I equally pointed out that the type of contradictions playing out in Nigeria are usually resolved in two ways. Either through negotiated settlement or wars of separation.The campaigners for restructuring are the people opting for a negotiated and peaceful resolution of the Nigerian contradictions. We stand at the moment between the separatists and the hegemonists whose strong positions can only achieve same result.
The separatists are tired of this contraption and want out.The hegemonists are myopic to think that the current arrangement where instead of making the rest to join the best at the top is forcing the best to join the rest at the bottom can continue indefinitely .They can only make a constitution that does not bend to break.
The declaration by the AGF is the most unfortunate pointer to the fact that a negotiated settlement of the Nigerian crisis is being foreclosed by the hegemonic forces.
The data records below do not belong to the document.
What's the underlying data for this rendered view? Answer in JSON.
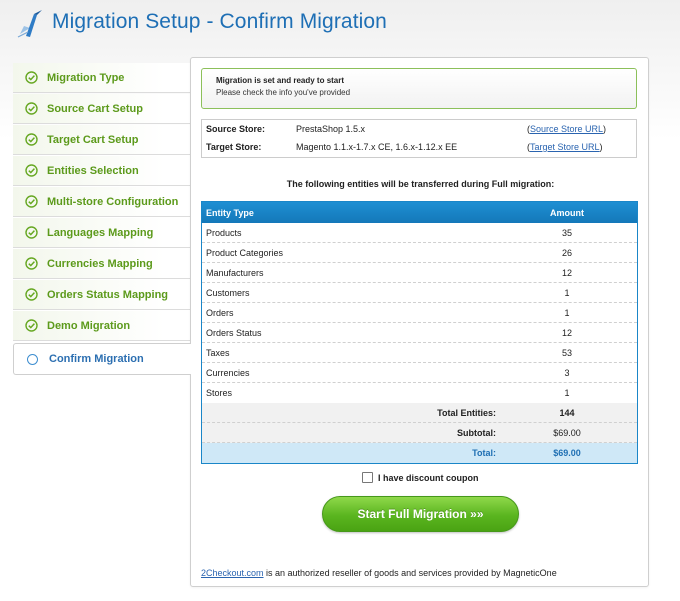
{
  "header": {
    "title": "Migration Setup - Confirm Migration"
  },
  "sidebar": {
    "steps": [
      {
        "label": "Migration Type",
        "state": "done"
      },
      {
        "label": "Source Cart Setup",
        "state": "done"
      },
      {
        "label": "Target Cart Setup",
        "state": "done"
      },
      {
        "label": "Entities Selection",
        "state": "done"
      },
      {
        "label": "Multi-store Configuration",
        "state": "done"
      },
      {
        "label": "Languages Mapping",
        "state": "done"
      },
      {
        "label": "Currencies Mapping",
        "state": "done"
      },
      {
        "label": "Orders Status Mapping",
        "state": "done"
      },
      {
        "label": "Demo Migration",
        "state": "done"
      },
      {
        "label": "Confirm Migration",
        "state": "current"
      }
    ]
  },
  "notice": {
    "title": "Migration is set and ready to start",
    "subtitle": "Please check the info you've provided"
  },
  "stores": {
    "source_label": "Source Store:",
    "source_value": "PrestaShop 1.5.x",
    "source_link": "Source Store URL",
    "target_label": "Target Store:",
    "target_value": "Magento 1.1.x-1.7.x CE, 1.6.x-1.12.x EE",
    "target_link": "Target Store URL"
  },
  "entities": {
    "intro": "The following entities will be transferred during Full migration:",
    "col_type": "Entity Type",
    "col_amount": "Amount",
    "rows": [
      {
        "name": "Products",
        "amount": "35"
      },
      {
        "name": "Product Categories",
        "amount": "26"
      },
      {
        "name": "Manufacturers",
        "amount": "12"
      },
      {
        "name": "Customers",
        "amount": "1"
      },
      {
        "name": "Orders",
        "amount": "1"
      },
      {
        "name": "Orders Status",
        "amount": "12"
      },
      {
        "name": "Taxes",
        "amount": "53"
      },
      {
        "name": "Currencies",
        "amount": "3"
      },
      {
        "name": "Stores",
        "amount": "1"
      }
    ],
    "total_entities_label": "Total Entities:",
    "total_entities_value": "144",
    "subtotal_label": "Subtotal:",
    "subtotal_value": "$69.00",
    "total_label": "Total:",
    "total_value": "$69.00"
  },
  "coupon": {
    "label": "I have discount coupon",
    "checked": false
  },
  "start_button": {
    "label": "Start Full Migration »»"
  },
  "footer": {
    "link": "2Checkout.com",
    "text": " is an authorized reseller of goods and services provided by MagneticOne"
  },
  "colors": {
    "title_blue": "#1e6fb5",
    "step_green": "#5c9a1b",
    "table_header_blue": "#1a86c8",
    "button_green": "#5ab51f"
  }
}
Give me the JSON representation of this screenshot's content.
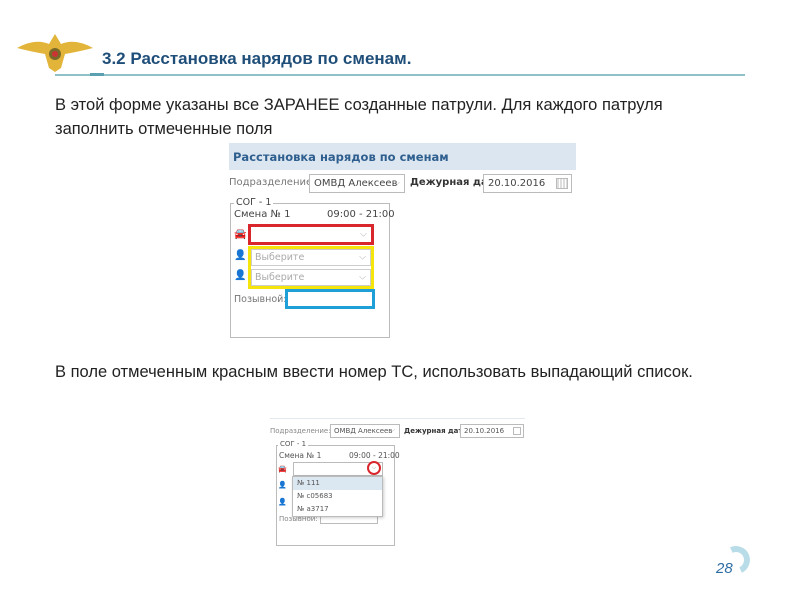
{
  "slide": {
    "title": "3.2 Расстановка нарядов по сменам.",
    "para1": "В этой форме указаны все ЗАРАНЕЕ созданные патрули. Для каждого патруля заполнить отмеченные поля",
    "para2": "В поле отмеченным красным ввести номер ТС, использовать выпадающий список.",
    "page_number": "28"
  },
  "form1": {
    "header": "Расстановка нарядов по сменам",
    "unit_label": "Подразделение:",
    "unit_value": "ОМВД Алексеев",
    "date_label": "Дежурная дата:",
    "date_value": "20.10.2016",
    "group": "СОГ - 1",
    "shift": "Смена № 1",
    "time": "09:00 - 21:00",
    "placeholder1": "Выберите",
    "placeholder2": "Выберите",
    "callsign_label": "Позывной:"
  },
  "form2": {
    "unit_label": "Подразделение:",
    "unit_value": "ОМВД Алексеев",
    "date_label": "Дежурная дата:",
    "date_value": "20.10.2016",
    "group": "СОГ - 1",
    "shift": "Смена № 1",
    "time": "09:00 - 21:00",
    "callsign_label": "Позывной:",
    "options": [
      "№ 111",
      "№ с05683",
      "№ а3717"
    ]
  },
  "colors": {
    "highlight_vehicle": "#d9262c",
    "highlight_staff": "#f5e50c",
    "highlight_callsign": "#1e9fd8",
    "header_bg": "#dce6f0",
    "title": "#1f4e79"
  },
  "icons": {
    "logo": "double-headed-eagle-emblem",
    "vehicle": "car-icon",
    "person": "person-icon",
    "calendar": "calendar-icon"
  }
}
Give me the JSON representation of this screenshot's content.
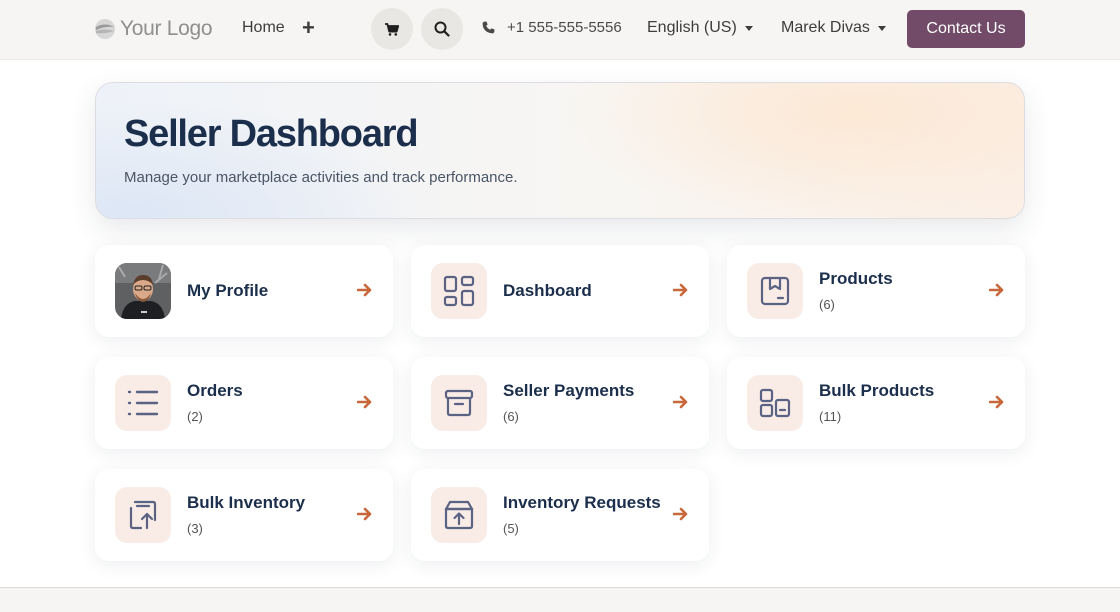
{
  "navbar": {
    "logo_text": "Your Logo",
    "home_label": "Home",
    "plus_label": "+",
    "cart_icon": "cart-icon",
    "search_icon": "search-icon",
    "phone_icon": "phone-icon",
    "phone": "+1 555-555-5556",
    "language": "English (US)",
    "user": "Marek Divas",
    "contact_label": "Contact Us"
  },
  "hero": {
    "title": "Seller Dashboard",
    "subtitle": "Manage your marketplace activities and track performance."
  },
  "cards": [
    {
      "title": "My Profile",
      "count": "",
      "icon": "avatar"
    },
    {
      "title": "Dashboard",
      "count": "",
      "icon": "dashboard-icon"
    },
    {
      "title": "Products",
      "count": "(6)",
      "icon": "box-icon"
    },
    {
      "title": "Orders",
      "count": "(2)",
      "icon": "list-icon"
    },
    {
      "title": "Seller Payments",
      "count": "(6)",
      "icon": "archive-icon"
    },
    {
      "title": "Bulk Products",
      "count": "(11)",
      "icon": "bulk-icon"
    },
    {
      "title": "Bulk Inventory",
      "count": "(3)",
      "icon": "upload-icon"
    },
    {
      "title": "Inventory Requests",
      "count": "(5)",
      "icon": "box-upload-icon"
    }
  ],
  "colors": {
    "brand": "#714b67",
    "accent_arrow": "#c8683a",
    "heading": "#1b2e4b",
    "icon_tile": "#f9ebe6",
    "icon_stroke": "#5a6384"
  }
}
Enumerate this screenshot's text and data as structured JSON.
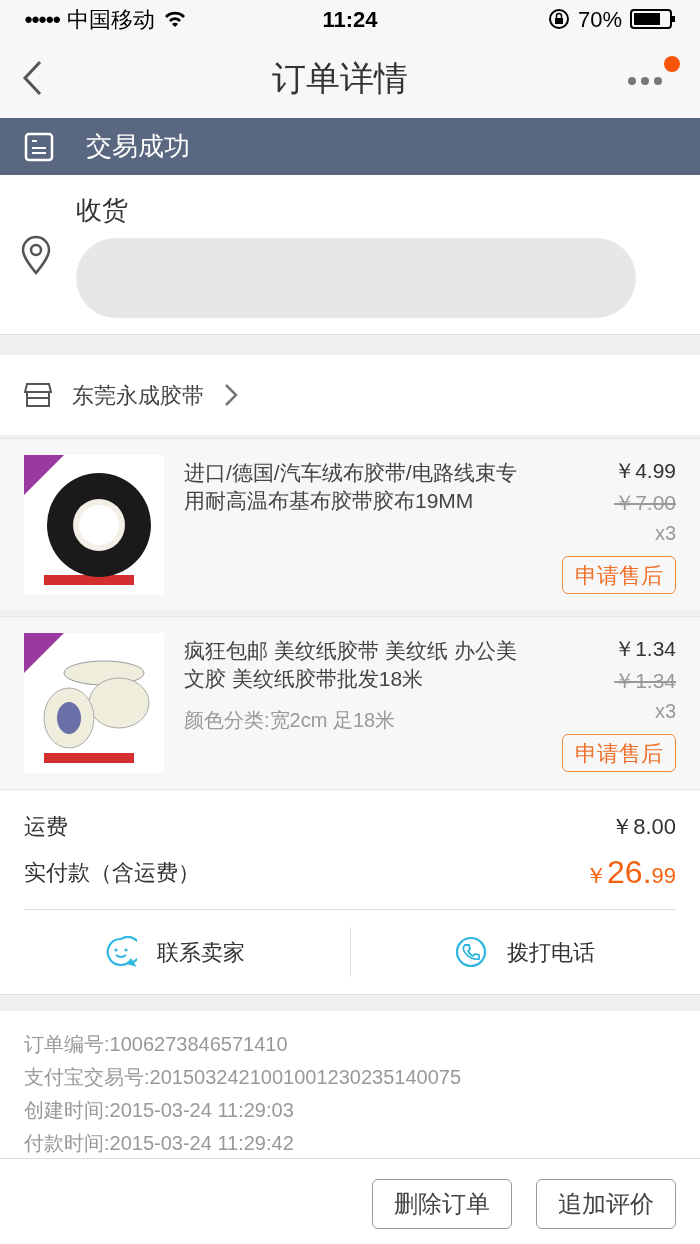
{
  "status_bar": {
    "signal_dots": "●●●●●",
    "carrier": "中国移动",
    "time": "11:24",
    "battery": "70%"
  },
  "nav": {
    "title": "订单详情",
    "has_notification": true
  },
  "status_banner": {
    "text": "交易成功"
  },
  "address": {
    "label": "收货"
  },
  "shop": {
    "name": "东莞永成胶带"
  },
  "items": [
    {
      "title": "进口/德国/汽车绒布胶带/电路线束专用耐高温布基布胶带胶布19MM",
      "price": "￥4.99",
      "original_price": "￥7.00",
      "quantity": "x3",
      "action": "申请售后"
    },
    {
      "title": "疯狂包邮 美纹纸胶带 美纹纸 办公美文胶 美纹纸胶带批发18米",
      "variant": "颜色分类:宽2cm 足18米",
      "price": "￥1.34",
      "original_price": "￥1.34",
      "quantity": "x3",
      "action": "申请售后"
    }
  ],
  "fees": [
    {
      "label": "运费",
      "value": "￥8.00",
      "kind": "plain"
    },
    {
      "label": "实付款（含运费）",
      "currency": "￥",
      "value": "26.",
      "cents": "99",
      "kind": "total"
    }
  ],
  "contact": [
    {
      "label": "联系卖家",
      "kind": "chat"
    },
    {
      "label": "拨打电话",
      "kind": "phone"
    }
  ],
  "order_info": [
    "订单编号:1006273846571410",
    "支付宝交易号:2015032421001001230235140075",
    "创建时间:2015-03-24 11:29:03",
    "付款时间:2015-03-24 11:29:42"
  ],
  "footer_buttons": [
    "删除订单",
    "追加评价"
  ]
}
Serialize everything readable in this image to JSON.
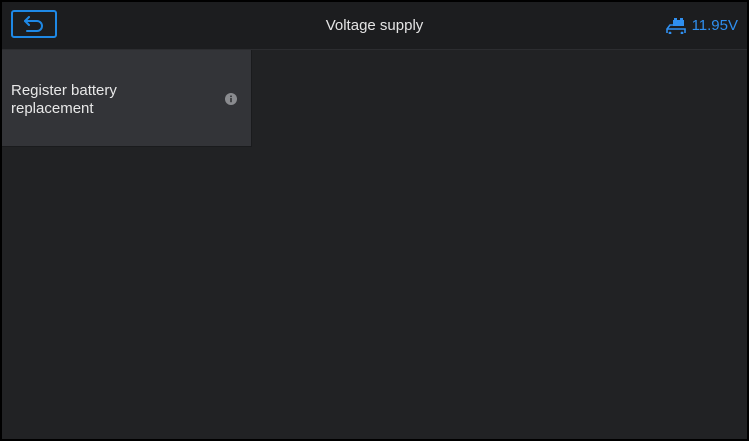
{
  "header": {
    "back_icon": "back-arrow-icon",
    "title": "Voltage supply",
    "battery_icon": "car-battery-icon",
    "voltage": "11.95V"
  },
  "menu": {
    "items": [
      {
        "label": "Register battery replacement",
        "icon": "info-icon"
      }
    ]
  },
  "colors": {
    "accent": "#1e88e5",
    "background": "#212224",
    "topbar": "#1c1d1f",
    "tile": "#333438",
    "text": "#e4e4e4"
  }
}
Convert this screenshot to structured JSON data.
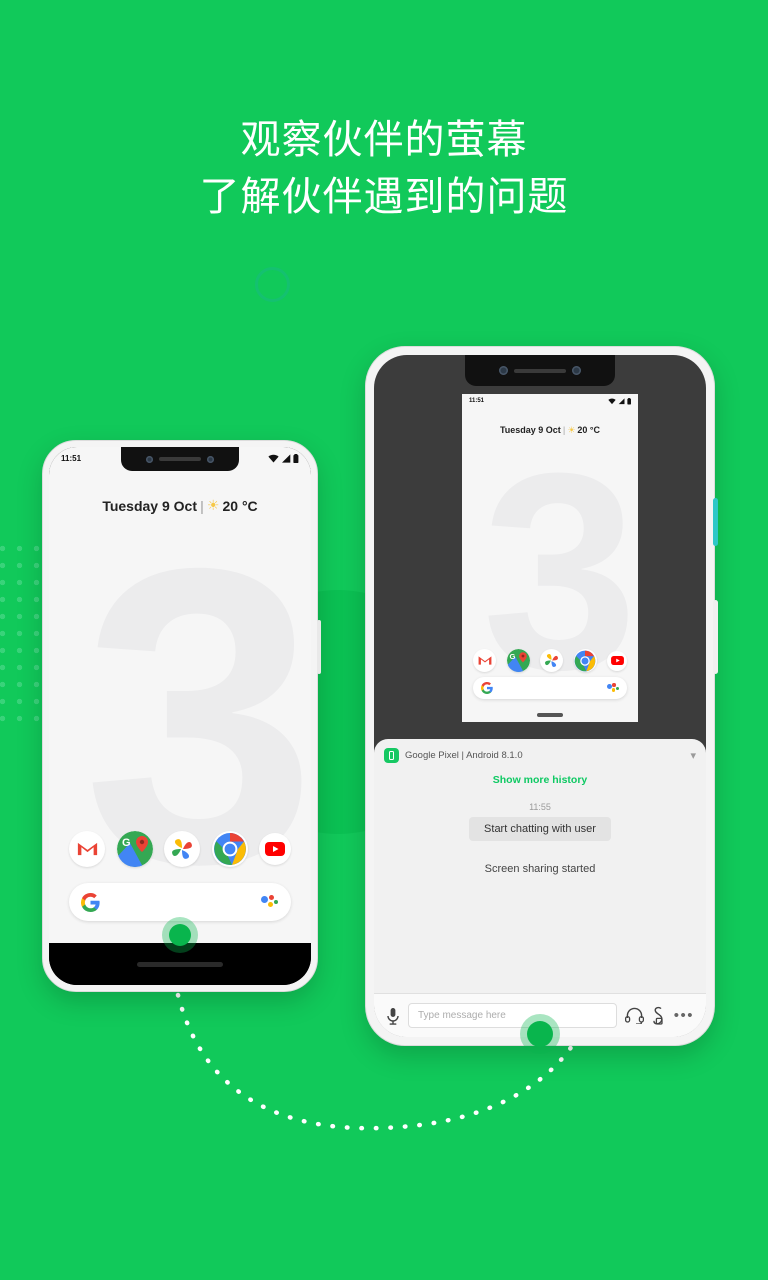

When Max Siollun looked at the electoral map of Nigeria after the 2015 elections, he said the country needs a “reconstructive surgery” and not a “bulldozer”. Our affairs have unfortunately been conducted with a bulldozing mindset since then.The hope that the Nigerian crises would be resolved like the four out of the sixteen that didn’t result in war is daily being frustrated by those who cannot expand their minds to see the larger picture.
Nigeria has arrived at the juncture where those who have been at the receiving end of accumulated injustices of 50 years are saying enough and want a new template.Those who have benefited from iniquity and have not yet seen the benefits on the other side of the present fence and are the ones saying things would only change over their dead bodies. It is a rendezvous of what my Oga at Ife,Prof. Adebayo Williams would call a meeting of the irresistible and the unmovable. Something must give in the final analysis. Is Nigeria destined for war? We always have this Deus ex Machina.
Will he surface one more time?
Two troubling nights at Nicon Luxury
It was two torturing nights being guest of NIPSS at the Nicon Luxury Hotel in Abuja last week to discuss the most troubling issue in Nigeria today: Federalism.
I had butterflies running in my tummy on learning that the conference was holding at the hotel. I recalled how we were chased out of the facility by Federal Inland Revenue officials when I stayed there last year. I managed to get a refund before leaving. As I arrived the hotel last Monday, I met NIPSS’ officials and delegates loitering at the lobby because power had been off for about one hour and the reception could not check people in.
When they eventually checked us in, I discovered that the air cooling sysytem in my room stopped working at night. I reached for the intercom which was also dead. I had to open the glass door to survive the rest of the night.
I asked for a change of room the following day. On getting to the new room, we discovered there was no light in the bathroom. The fellow who checked me in said he was going to get somebody from maintenance to look at it but nobody came till I checked out the following day. I tried the intercom once again and it was dead like dodo.
There was the professor from NIPSS who used the staircase throughout despite the fact that we were on the sixth floor because he did not want to get trapped in the lift.
Nicon Luxury remains an imposing edifice but all hardware and no software. It was a specially built facility by the Nigerian Government for international conferences but pawned by Obasanjo when he was stripping the country of its assets. The sorry state of that hotel is an indictment on the argument for privatisation . Many of those who were ‘dashed’ our national assets have not in any way shown that they possess better managerial skills than the state.